The initial response of the masses was that of sorrow and shock. But within hours this changed rapidly into mass fury. Such was the ferocity of the upsurge that the state was suspended in midair and for more than three days the writ of the state had vanished. The masses vented their pent up hatred as they attacked banks, police stations, the factories where they were oppressed, court buildings and other installations that were a source of their misery, repression and socio-economic exploitation. Again, this spontaneous outburst petrified the ruling elite, the establishment and their imperialist masters. Then ‘plan B’ was set into motion. The masses, due to lack of a revolutionary leadership, drifted back into despair and apathy. The ruling elites started to prepare ferocious attacks upon them to preserve the interests of the capitalists, landlords, imperialist corporations and financial institutions. Elections were postponed and their results were tailored in Washington, denying the PPP its outright majority, increasing the seats of the right wing parties and installing a coalition government in which the masses could not have a say. Some of the right wing leaders connived in this intrigue. As the theory of ‘reconciliation’ came into action, an unprecedented avalanche of price hikes, cuts, deregulations, privatisations, redundancies and attacks on the living standards of the already impoverished masses was unleashed. The masses are still in shock and bewilderment with the agony and pain of these ‘reforms’. All this was done in the name of democracy. Although democracy is not a social or economic system, it was imposed upon the masses as an ideology or a socio-economic system. The Roman republic, the Athenian democracy, etc, are proof that democracy has been a tool to run different social and economic systems in history. The PPP’s founding document (1967) and its 1970 election manifesto very clearly elaborate that without socio-economic equality, democracy is a farce. Lenin described capitalist democracy aptly in his epic work, Proletarian Revolution and the Renegade Kautsky, when he said, “Bourgeois democracy, although a great historical advance in comparison with medievalism, always remains, and under capitalism is bound to remain, restricted, truncated, false and hypocritical, a paradise for the rich and a snare and deception for the exploited, for the poor.”
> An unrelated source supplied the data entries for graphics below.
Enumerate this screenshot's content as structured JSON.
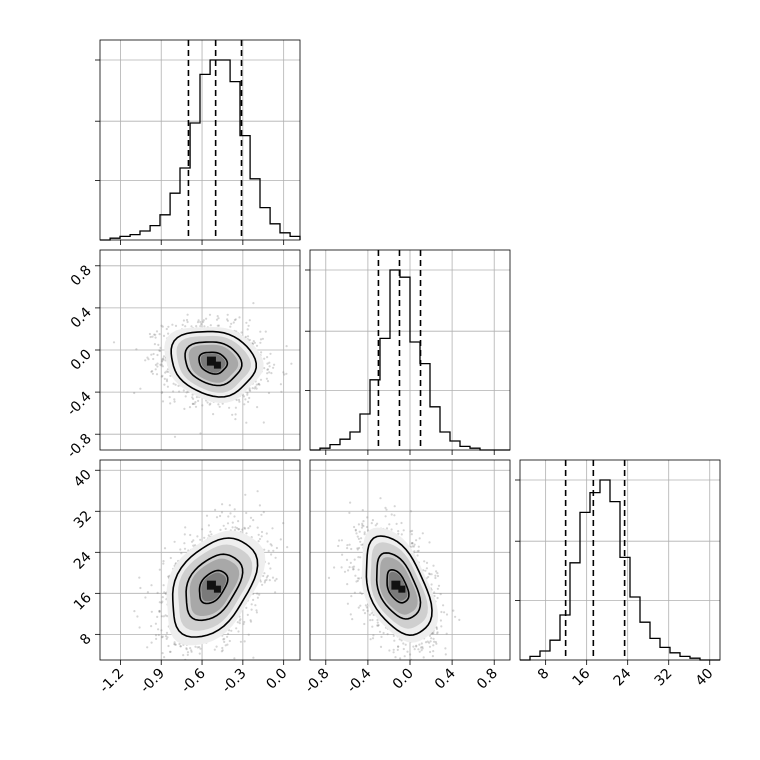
{
  "chart_data": {
    "type": "corner",
    "title": "",
    "parameters": [
      {
        "label": "",
        "range": [
          -1.35,
          0.12
        ],
        "ticks": [
          "-1.2",
          "-0.9",
          "-0.6",
          "-0.3",
          "0.0"
        ],
        "tick_values": [
          -1.2,
          -0.9,
          -0.6,
          -0.3,
          0.0
        ]
      },
      {
        "label": "",
        "range": [
          -0.95,
          0.95
        ],
        "ticks": [
          "-0.8",
          "-0.4",
          "0.0",
          "0.4",
          "0.8"
        ],
        "tick_values": [
          -0.8,
          -0.4,
          0.0,
          0.4,
          0.8
        ]
      },
      {
        "label": "",
        "range": [
          3,
          42
        ],
        "ticks": [
          "8",
          "16",
          "24",
          "32",
          "40"
        ],
        "tick_values": [
          8,
          16,
          24,
          32,
          40
        ]
      }
    ],
    "histograms": [
      {
        "parameter": 0,
        "bin_edges": [
          -1.35,
          -1.276,
          -1.203,
          -1.129,
          -1.056,
          -0.982,
          -0.909,
          -0.835,
          -0.762,
          -0.688,
          -0.615,
          -0.541,
          -0.468,
          -0.394,
          -0.321,
          -0.247,
          -0.174,
          -0.1,
          -0.027,
          0.047,
          0.12
        ],
        "counts": [
          0,
          1,
          2,
          3,
          5,
          8,
          14,
          26,
          40,
          65,
          92,
          100,
          100,
          88,
          58,
          34,
          18,
          9,
          4,
          2
        ],
        "quantiles": [
          -0.7,
          -0.5,
          -0.31
        ]
      },
      {
        "parameter": 1,
        "bin_edges": [
          -0.95,
          -0.855,
          -0.76,
          -0.665,
          -0.57,
          -0.475,
          -0.38,
          -0.285,
          -0.19,
          -0.095,
          0.0,
          0.095,
          0.19,
          0.285,
          0.38,
          0.475,
          0.57,
          0.665,
          0.76,
          0.855,
          0.95
        ],
        "counts": [
          0,
          1,
          3,
          6,
          10,
          20,
          39,
          62,
          100,
          96,
          60,
          48,
          24,
          10,
          5,
          2,
          1,
          0,
          0,
          0
        ],
        "quantiles": [
          -0.3,
          -0.1,
          0.1
        ]
      },
      {
        "parameter": 2,
        "bin_edges": [
          3.0,
          4.95,
          6.9,
          8.85,
          10.8,
          12.75,
          14.7,
          16.65,
          18.6,
          20.55,
          22.5,
          24.45,
          26.4,
          28.35,
          30.3,
          32.25,
          34.2,
          36.15,
          38.1,
          40.05,
          42.0
        ],
        "counts": [
          0,
          2,
          5,
          11,
          25,
          54,
          82,
          93,
          100,
          88,
          57,
          35,
          21,
          12,
          7,
          4,
          2,
          1,
          0,
          0
        ],
        "quantiles": [
          11.9,
          17.3,
          23.4
        ]
      }
    ],
    "contours_2d": [
      {
        "x_param": 0,
        "y_param": 1,
        "center": [
          -0.52,
          -0.12
        ],
        "sigma": [
          0.18,
          0.18
        ],
        "correlation": -0.15,
        "levels": [
          0.5,
          1.0,
          1.5,
          2.0
        ]
      },
      {
        "x_param": 0,
        "y_param": 2,
        "center": [
          -0.52,
          17.3
        ],
        "sigma": [
          0.18,
          5.6
        ],
        "correlation": 0.4,
        "levels": [
          0.5,
          1.0,
          1.5,
          2.0
        ]
      },
      {
        "x_param": 1,
        "y_param": 2,
        "center": [
          -0.12,
          17.3
        ],
        "sigma": [
          0.18,
          5.6
        ],
        "correlation": -0.45,
        "levels": [
          0.5,
          1.0,
          1.5,
          2.0
        ]
      }
    ],
    "grid": true
  }
}
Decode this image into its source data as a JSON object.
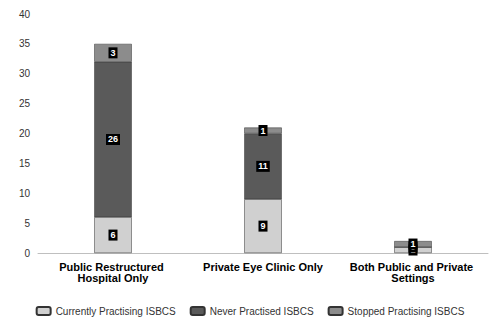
{
  "chart_data": {
    "type": "bar",
    "stacked": true,
    "categories": [
      "Public Restructured Hospital Only",
      "Private Eye Clinic Only",
      "Both Public and Private Settings"
    ],
    "series": [
      {
        "name": "Currently Practising ISBCS",
        "color": "#d0d0d0",
        "values": [
          6,
          9,
          1
        ]
      },
      {
        "name": "Never Practised ISBCS",
        "color": "#5a5a5a",
        "values": [
          26,
          11,
          0
        ]
      },
      {
        "name": "Stopped Practising ISBCS",
        "color": "#8c8c8c",
        "values": [
          3,
          1,
          1
        ]
      }
    ],
    "ylim": [
      0,
      40
    ],
    "yticks": [
      0,
      5,
      10,
      15,
      20,
      25,
      30,
      35,
      40
    ],
    "grid": false,
    "legend": "bottom",
    "data_labels": true
  }
}
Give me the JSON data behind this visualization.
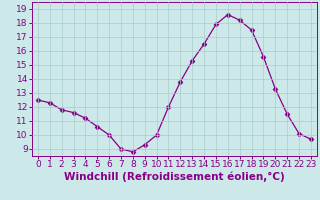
{
  "x": [
    0,
    1,
    2,
    3,
    4,
    5,
    6,
    7,
    8,
    9,
    10,
    11,
    12,
    13,
    14,
    15,
    16,
    17,
    18,
    19,
    20,
    21,
    22,
    23
  ],
  "y": [
    12.5,
    12.3,
    11.8,
    11.6,
    11.2,
    10.6,
    10.0,
    9.0,
    8.8,
    9.3,
    10.0,
    12.0,
    13.8,
    15.3,
    16.5,
    17.9,
    18.6,
    18.2,
    17.5,
    15.6,
    13.3,
    11.5,
    10.1,
    9.7
  ],
  "line_color": "#880088",
  "marker": "D",
  "marker_size": 2.5,
  "bg_color": "#cce8e8",
  "grid_color": "#aacccc",
  "xlabel": "Windchill (Refroidissement éolien,°C)",
  "xlabel_color": "#880088",
  "ylim": [
    8.5,
    19.5
  ],
  "xlim": [
    -0.5,
    23.5
  ],
  "yticks": [
    9,
    10,
    11,
    12,
    13,
    14,
    15,
    16,
    17,
    18,
    19
  ],
  "xticks": [
    0,
    1,
    2,
    3,
    4,
    5,
    6,
    7,
    8,
    9,
    10,
    11,
    12,
    13,
    14,
    15,
    16,
    17,
    18,
    19,
    20,
    21,
    22,
    23
  ],
  "tick_color": "#880088",
  "tick_label_fontsize": 6.5,
  "xlabel_fontsize": 7.5
}
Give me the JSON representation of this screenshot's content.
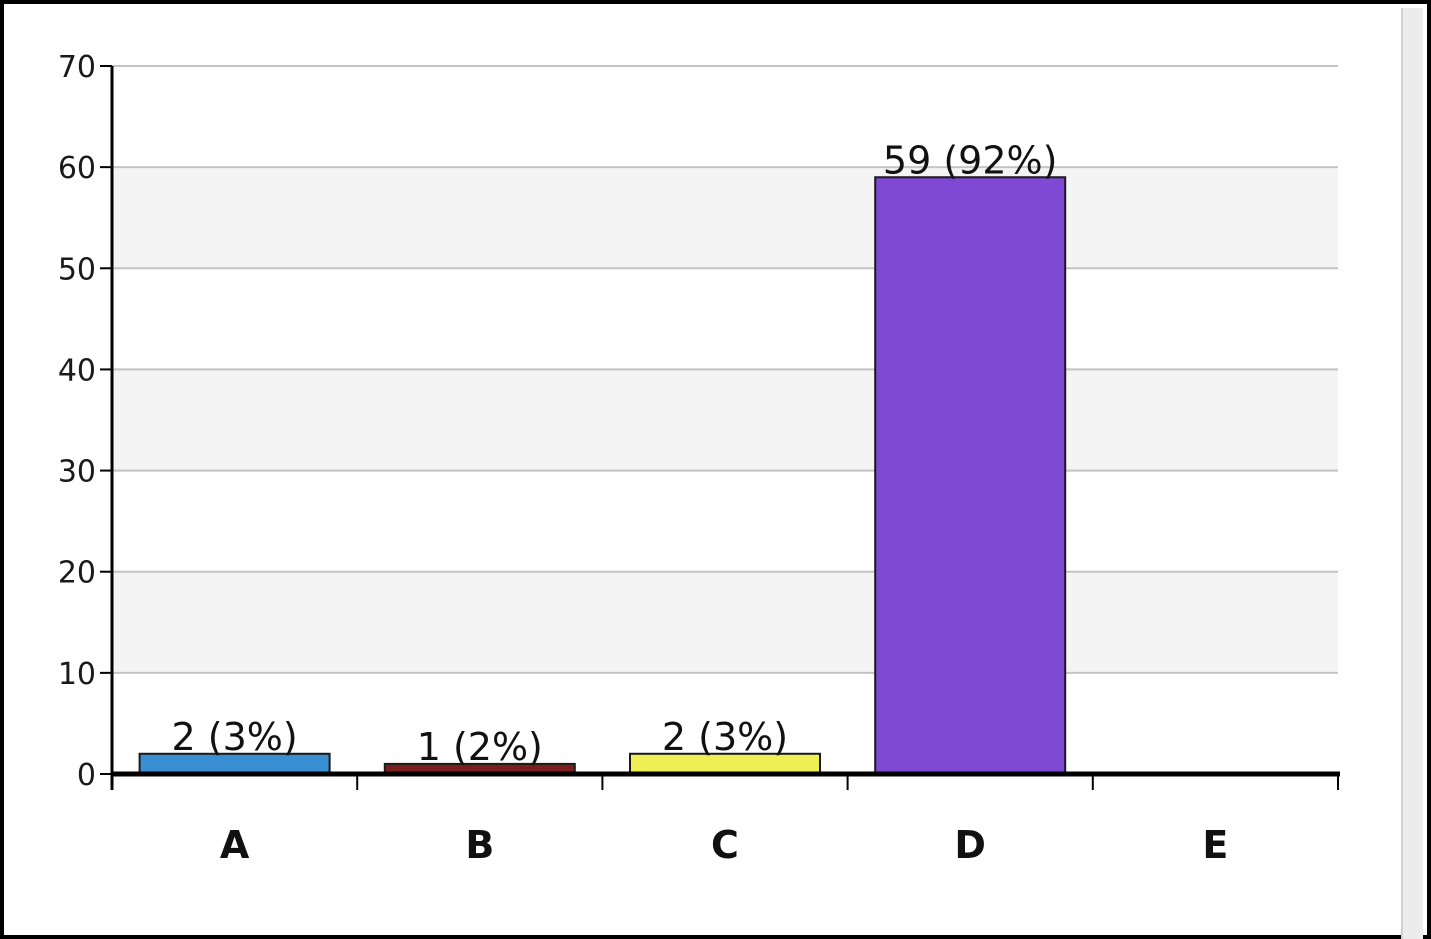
{
  "chart_data": {
    "type": "bar",
    "categories": [
      "A",
      "B",
      "C",
      "D",
      "E"
    ],
    "values": [
      2,
      1,
      2,
      59,
      0
    ],
    "data_labels": [
      "2 (3%)",
      "1 (2%)",
      "2 (3%)",
      "59 (92%)",
      ""
    ],
    "colors": [
      "#3a8fd2",
      "#7a1e1e",
      "#eeee55",
      "#8049d4",
      "#999999"
    ],
    "ylim": [
      0,
      70
    ],
    "yticks": [
      "0",
      "10",
      "20",
      "30",
      "40",
      "50",
      "60",
      "70"
    ],
    "grid": true,
    "band_color": "#f4f4f4",
    "title": "",
    "xlabel": "",
    "ylabel": ""
  }
}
The harrowing crisis that is pillaging society is an indication of the incompetence and incapability of an obsolete socio-economic system. Such is the organic crisis of neo-colonial capitalism that even with high growth rates the poverty, hunger, disease and deprivation of the teeming millions continues to intensify. Cancer cannot be treated with aspirin. It now needs some radical surgery. Without a socialist revolution, not a single problem of the people can be solved. After the great revolution of 1968-69, the significance of the movement that began on October 18, 2007 is that it is the most recent reminder of the potential courage and the burning desire of the masses in Pakistan to transform society. This movement of ‘uncivil’ society had cut across the frivolous and cosmetic media hyped movements of ‘civil’ society (the petit bourgeoisie). Arise they will, yet again. That is the verdict of history. With a revolutionary Marxist leadership they shall be victorious.